My baking is not as effortful as before taking the trial drug but it’s no longer creative and as effortless either. Pain is back under my mind control, no longer the drug’s. (I hadn’t realised how much the research drug had been controlling my pain, releasing my mind to do other things, until I transitioned to gabapentin.) Fatigue is beginning to win again; I’m having trouble breathing for the first time in months when I do too much. My activity levels are dropping, and I’m having to do an awful lot of self-talk to get things done. I suddenly realised my daily coffee fix had increased from half a cup to two cups. And I’m becoming cranky. It isn’t like before the drug either in that this crankiness feels more like rebound. I think part of it is I was liking where I was going under the trial drug. I dared to hope for the first time that maybe one day I could participate in society like a normal person again. And now I see it slipping away. That would make anyone cranky.
So what to do?
Having conducted a ton of research in his career, my father knows all about this conundrum. The latest one he’s dealing with is an experimental hormone a few of his patients took. The hormone grows the small bowel. These patients have none or are missing the critical portion. This hormone was like a miracle to them. Their bowels began to work; some were able to come off TPN completely (to read about TPN and the story behind this artificial feeding method, see my book Lifeliner). So much so that when the trial was over and the drug withdrawn, they began banging on my father’s door demanding access to it, going back to pre-hormone life was that bad. But research drugs aren’t usually immediately available in the marketplace anywhere. And this one is needed by so few people around the world, it’s essentially an orphan drug. He’s working with others to make it available.
I am not dealing with horrible bowel issues but cognitive, fatigue, pain, sleep, metabolic issues. I now know what it’s like to see a miracle disappear. And I am fortunate that, unlike the bowel hormone, an alternative exists in the marketplace to the research drug I was on. Two actually.

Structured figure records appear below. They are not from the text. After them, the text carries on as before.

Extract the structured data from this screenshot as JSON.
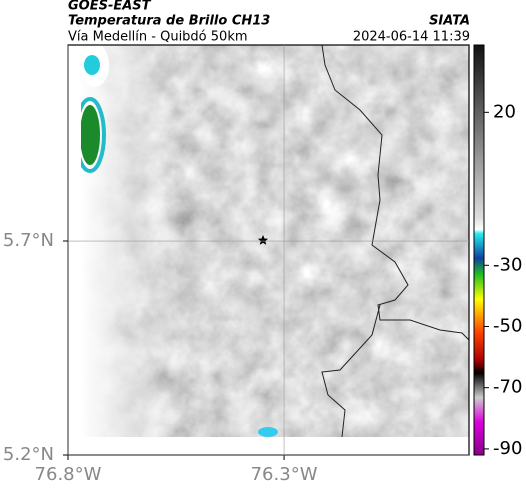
{
  "header": {
    "agency": "GOES-EAST",
    "product": "Temperatura de Brillo CH13",
    "route": "Vía Medellín - Quibdó 50km",
    "source": "SIATA",
    "datetime": "2024-06-14 11:39"
  },
  "map": {
    "xlim": [
      -76.8,
      -75.872
    ],
    "ylim": [
      5.2,
      6.158
    ],
    "xticks": [
      {
        "value": -76.8,
        "label": "76.8°W"
      },
      {
        "value": -76.3,
        "label": "76.3°W"
      }
    ],
    "yticks": [
      {
        "value": 5.7,
        "label": "5.7°N"
      },
      {
        "value": 5.2,
        "label": "5.2°N"
      }
    ]
  },
  "colorbar": {
    "lim": [
      -92,
      42
    ],
    "ticks": [
      20,
      -30,
      -50,
      -70,
      -90
    ]
  }
}
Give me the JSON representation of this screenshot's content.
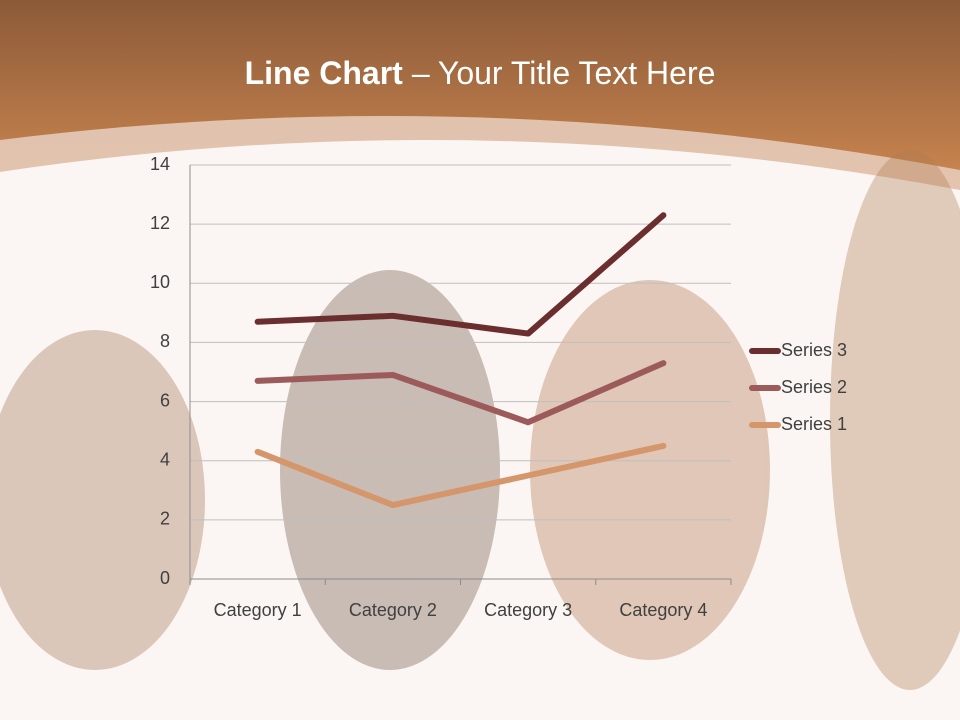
{
  "chart_data": {
    "type": "line",
    "stacked": true,
    "title_emphasis": "Line Chart",
    "title": "– Your Title Text Here",
    "categories": [
      "Category 1",
      "Category 2",
      "Category 3",
      "Category 4"
    ],
    "series": [
      {
        "name": "Series 1",
        "color": "#d4966a",
        "values": [
          4.3,
          2.5,
          3.5,
          4.5
        ]
      },
      {
        "name": "Series 2",
        "color": "#9c5a5a",
        "values": [
          2.4,
          4.4,
          1.8,
          2.8
        ]
      },
      {
        "name": "Series 3",
        "color": "#6b2e2e",
        "values": [
          2,
          2,
          3,
          5
        ]
      }
    ],
    "ylim": [
      0,
      14
    ],
    "yticks": [
      0,
      2,
      4,
      6,
      8,
      10,
      12,
      14
    ],
    "grid": true,
    "legend": "right"
  }
}
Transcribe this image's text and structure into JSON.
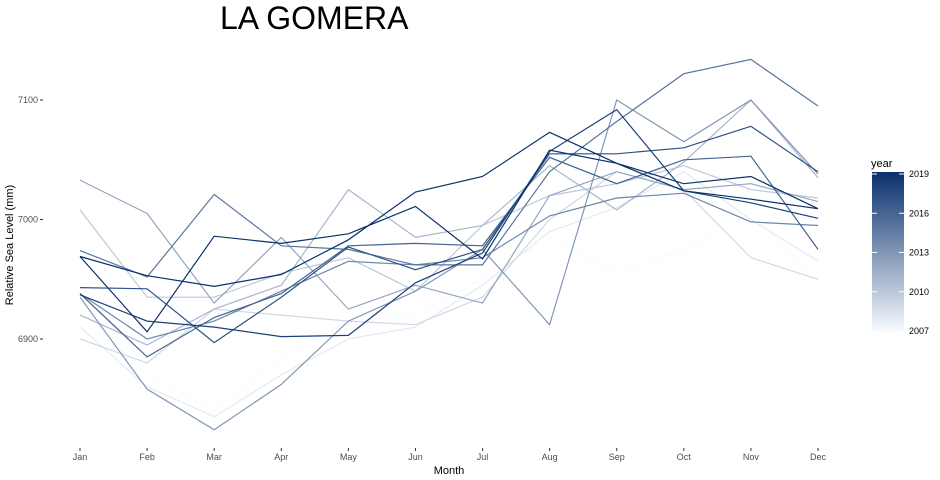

Gabapentin is what I’m on. It’s the cheapest alternative and covered by the Ontario Drug Benefit program (though I still had to pay full freight because of the program’s deductible). Lyrica would be a better alternative, but I cannot afford it. Some drug companies will provide patients with a research drug under compassionate grounds, but it requires a doctor willing to jump through the hoops and a drug company happy to help even though it will not accrue any benefit to them at all. So while I think about my next step, I’ve upped my gabapentin dosage and upped the amount of Gaviscon on May 1, hoping that’ll bring the good things back. Given how slowly benefits take to manifest in me, it’ll be a few days before I’ll know if it will work or not. Meanwhile, here come the dizzy side effects.